Thursday, October 6, 2011

Dance Dance Dance........

This was a post I have been wanting to write for the past 2 weeks , but have been postponing it for a while because of household hurries and worklife worries..So here goes..

Flash Back :
1988:(or may be 1989) I'm not really sure. I was 6 year old girl-just like all the other girls of her age.
I spent my time outside playing with friends, going for a ride on my new BSA Champ and watching the only cartoon shows that came on doordarshan.Mom had always wanted her daughter to dance and soon there was a dance teacher knocking the door every saturday and sunday morning.It was soon clear that I did not have any aptitude for dance and the frustration of teacher and student were evident. Soon I started waking up every sunday dreading my dance lesson and crying because I could not watch the mickey mouse
cartoon on doordarshan. Finally my dad who is as interested in the fine arts as an average mallu is in veg food, decided that spending 150 rupees a month on something that made his daughter cry every day was not worth it.Thus ended my brief stint with dance.

Back to Present:

Later in life, I avoided any kind of dance including the mandatory to learn Thiruvathira knowing which is a
necessity in my community unless you want to look like a stupid in your own wedding video(Yep, it is a part of the welcoming ceremony to the groom's home or kudiveppu). I had been content (with a wee bit of envy I must admit) watching my friends perform amazing dances and win prizes in school and college, with my part limited to dressing them up and giving pep talk before the program. With great difficulty and ample help from my grandmother and aunts, I mastered one step of thiruvathira which helped me avoid looking like
a complete fool in the welcome thiruvathira at my husband's place.
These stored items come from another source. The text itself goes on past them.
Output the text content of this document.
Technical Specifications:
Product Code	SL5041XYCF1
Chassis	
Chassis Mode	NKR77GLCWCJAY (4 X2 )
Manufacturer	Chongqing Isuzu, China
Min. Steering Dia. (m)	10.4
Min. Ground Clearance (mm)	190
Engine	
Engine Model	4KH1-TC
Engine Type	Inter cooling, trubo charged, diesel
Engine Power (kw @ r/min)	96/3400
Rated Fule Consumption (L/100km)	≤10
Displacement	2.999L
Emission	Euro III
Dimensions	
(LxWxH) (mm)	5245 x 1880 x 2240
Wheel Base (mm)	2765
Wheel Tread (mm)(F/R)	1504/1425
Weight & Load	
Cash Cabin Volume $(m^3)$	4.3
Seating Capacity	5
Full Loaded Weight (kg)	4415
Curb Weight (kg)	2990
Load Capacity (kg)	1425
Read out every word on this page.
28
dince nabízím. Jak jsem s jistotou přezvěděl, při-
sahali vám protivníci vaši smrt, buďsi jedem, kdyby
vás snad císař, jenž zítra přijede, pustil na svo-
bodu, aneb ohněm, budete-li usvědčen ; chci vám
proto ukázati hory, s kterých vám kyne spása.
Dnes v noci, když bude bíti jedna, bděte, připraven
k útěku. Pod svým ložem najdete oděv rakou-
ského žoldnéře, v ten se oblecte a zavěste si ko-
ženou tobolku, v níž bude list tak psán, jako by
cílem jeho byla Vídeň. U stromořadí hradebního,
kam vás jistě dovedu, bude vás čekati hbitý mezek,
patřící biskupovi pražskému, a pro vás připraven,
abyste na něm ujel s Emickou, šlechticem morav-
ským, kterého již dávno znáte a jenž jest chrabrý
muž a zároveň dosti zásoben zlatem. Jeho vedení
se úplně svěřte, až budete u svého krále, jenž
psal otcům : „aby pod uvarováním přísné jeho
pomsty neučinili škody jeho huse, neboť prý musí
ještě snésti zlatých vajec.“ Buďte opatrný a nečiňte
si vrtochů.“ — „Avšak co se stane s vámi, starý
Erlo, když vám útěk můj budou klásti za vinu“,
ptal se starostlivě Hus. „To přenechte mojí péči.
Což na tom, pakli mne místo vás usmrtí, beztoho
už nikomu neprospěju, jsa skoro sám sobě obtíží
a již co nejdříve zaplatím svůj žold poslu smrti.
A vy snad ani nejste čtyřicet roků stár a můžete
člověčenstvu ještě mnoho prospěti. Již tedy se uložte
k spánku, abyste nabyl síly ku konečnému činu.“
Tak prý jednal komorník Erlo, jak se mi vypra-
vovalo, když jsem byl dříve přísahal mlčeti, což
Watching the ease with which my hubby's cousins danced , for the first time , I had a burning desire to be like them. To learn the dance. So when I got a chance to take part in an Onam program in Columbus, OH , I jumped on to it and found to my chagrin that to wish to learn is one thing , but having 2 left feet is quite another. Heart aches and body aches and 2 months later , I performed my first ever dance on stage. I wasn't quite so graceful, but it worked out. I could do the right steps.

This made me more ambitious, I wanted to try doing some other types of dance.But I didn't have the confidence to ask anybodyfor a chance as I was quite sure that nobody would have that much patience.
But this year, I gathered up courage and joined my friends for a cinematic dance. It was way difficult at first,
But good friends and a great teacher (who is a good friend too) and a supporting hubby can do wonders I was able to learn it , bit by bit , step by step.

And we put up an amazing show. It felt so happy to be part of such a winning combination that I felt this was the right thing to blog about to co-memorate the other achievement that I'm proud of- that of completing 50 blog posts.